To edit a category page, click on the Edit tab. The edit page for that particular category page will open, and all of the text, pictures, and formatting can be edited and arranged on this page.
Creating Aliases With Title Nicknames
Dozuki allows users to create aliases for categories and wikis. We call these aliases Title Nicknames. Authors and Admins can use title nicknames to show users an alternate title for a given category or wiki. The title nickname will show up on the header, breadcrumbs, and thumbnail, but the official title and URL for the page will remain unchanged. This flexibility allows Authors to use persistent, unique identifiers for each category and wiki while providing the option to use shorter titles, alternate titles, or even duplicate titles in the title nickname.
Organizing Category Pages
If you want your documentation to be used, it has to be easily accessible.
Use Categories to help your users easily locate your documentation. Categories are like folders into which your documentation is organized. Categories also supply pictures and other essential information about the documentation within the category.
Use a logical and easy-to-follow hierarchy of categories to make your instructions easy for readers to find.
Hierarchies can be complicated, so think of page structure like a family tree. The tree is built on a simple idea: each page identifies its "parent" categories. Links to these "children" automatically appear on the parent page.
Each category can contain additional categories as well as guides.
A categorization tree looks something like this:
In the example above, “Artist” is the parent category. “Painter” is the child category. “Impressionist” is the grandchild category, and so on down the category family tree.
While this tree is only three levels deep, there may be up to ten levels on your Dozuki site.
The Category Manager
The Category Manager is your map of the organizational structure of all categories. It features collapsable tabs to condense the categories (if needed) Additionally, the Category Manager provides "+" buttons to create a new category on the spot. The Category Manager is an excellent tool to find out what new categories have been created and need to be added into the categorization tree.
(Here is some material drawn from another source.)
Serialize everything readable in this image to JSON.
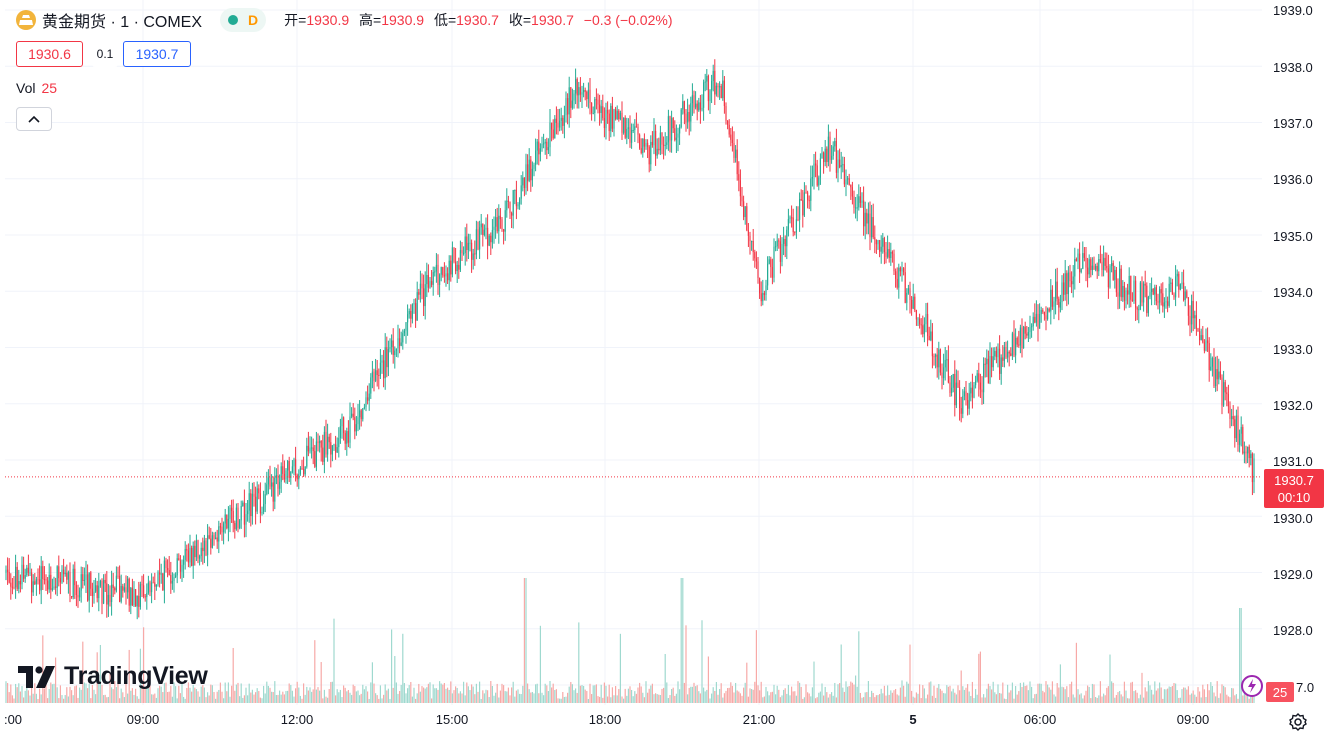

The best method for establishing an organized tree is using the Category Manager found in your Management Console, under the Organization tab. In the Category Manager, you can select, then drag and drop any category into any other category, making it a sub-category. In the example below, "Chickens" is a sub-category of "Fowl."
For more information, take a look at the How to Reorder Categories Guide.
Categories that have not yet been organized into the Category Manager tree appear on the right side of the screen as Orphans.
To add an Orphan category into the tree, drag and drop it on top of the "parent" category to which it belongs.
Orphan categories do not appear in the navigational structure on your website, so users without Author or Admin privileges cannot access them by exploring your site. However, Orphan categories will appear in search results, unless they are flagged as Private.
You can flag a category page as Private, meaning it is accessible to site Authors, Admins, or any user with a direct link to the Category page.
A Category's history shows you the entire timeline of changes to that page. To see the history of a Category, expand the Options tab and select the History option in the upper-right of the page. From here, you can view all of the recent editing activity.
- You can click on any of the edits in blue, and it will link to a page showing exactly what was changed.
- The name to the right of the edit shows who made the edit.
- Clicking the name will send you to that individual's profile page.
- Profiles with diamonds to the right of their names are Administrators.
- Some edits will have lines through them and will say "Denied" in parentheses (if the Public Editing feature is activated on your site).
- These indicate edits that were made and then denied using the Permissions Manager.
Who Can View a Category's History?
Only site Authors and Admins have access to the History tab on any of the site pages, unless the Public Editing feature is activated on your site. In this case, all users can access the History page.